Under development

The cadd-snv datasets are still being refined, and information on this page is liable to change.

cadd-snv

tags: deleteriousness, variant interpretation, perturbation, CADD, SNV

tl;dr

cadd-snv is a single-nucleotide variant modeling task, where models attempt to separate a set of ‘benign’ variants from a set of ‘deleterious’ (simulated) variants, as in the original CADD.

overview

Aligning a personal (i.e. real) genome to the a reference genome creates a variant call file – a list of all divergences from the reference sequence. These divergences can often be atomized into variants, as many (not all) regions of the genome are additive (i.e. non-epistatic). Single-nucleotide variants, being the shortest and simplest type of variant (just 1 bp substitutions), have absorbed the bulk of prior variant effect research.

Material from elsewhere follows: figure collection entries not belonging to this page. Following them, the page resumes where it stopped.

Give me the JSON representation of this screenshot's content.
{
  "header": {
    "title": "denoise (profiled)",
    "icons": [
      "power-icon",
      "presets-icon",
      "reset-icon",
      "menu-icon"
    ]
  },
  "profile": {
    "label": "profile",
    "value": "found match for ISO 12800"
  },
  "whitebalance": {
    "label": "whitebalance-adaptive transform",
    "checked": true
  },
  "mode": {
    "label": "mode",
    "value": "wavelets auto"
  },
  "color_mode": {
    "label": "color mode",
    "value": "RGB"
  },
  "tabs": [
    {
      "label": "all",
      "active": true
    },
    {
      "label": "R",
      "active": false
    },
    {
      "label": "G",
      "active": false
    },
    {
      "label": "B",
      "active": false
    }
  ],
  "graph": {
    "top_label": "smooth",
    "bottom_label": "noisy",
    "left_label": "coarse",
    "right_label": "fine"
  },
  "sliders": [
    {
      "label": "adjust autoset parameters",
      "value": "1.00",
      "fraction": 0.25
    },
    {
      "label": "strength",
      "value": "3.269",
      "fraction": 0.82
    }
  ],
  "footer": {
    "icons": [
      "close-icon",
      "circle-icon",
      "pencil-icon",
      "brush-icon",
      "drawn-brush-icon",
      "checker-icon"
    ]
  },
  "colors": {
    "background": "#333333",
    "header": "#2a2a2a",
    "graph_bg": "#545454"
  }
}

The original CADD model demonstrated that deleterious (or ‘evolutionarily harmful’) variants can be modeled in simulation by contrasting:
  • proxy benign variants: alleles derived from the human-chimp common ancestor, versus

  • proxy deleterious variants: simulated random mutations

This allows for the construction of an ancestrally-biased deleteriousness estimator – one independent of large-scale population databases like gnomAD. While such datasets can provide invaluable information about variant frequency (frequent variants are almost cetainly not deleterious), they themselves are often biased due to volunteerism and historical biases in medicicine.

build details

[Under development]

appears in

GUANinE v1.1

original citations

Kircher M, Witten DM, Jain P, O’Roak BJ, Cooper GM, Shendure J. A general framework for estimating the relative pathogenicity of human genetic variants. Nat Genet. 2014 Feb 2. doi: 10.1038/ng.2892. PubMed PMID: 24487276.

Rentzsch P, Witten D, Cooper GM, Shendure J, Kircher M. CADD: predicting the deleteriousness of variants throughout the human genome. Nucleic Acids Res. 2018 Oct 29. doi: 10.1093/nar/gky1016. PubMed PMID: 30371827.

Schubach M, Maass T, Nazaretyan L, Röner S, Kircher M. CADD v1.7: Using protein language models, regulatory CNNs and other nucleotide-level scores to improve genome-wide variant predictions. Nucleic Acids Res. 2024 Jan 5. doi: 10.1093/nar/gkad989. PubMed PMID: 38183205.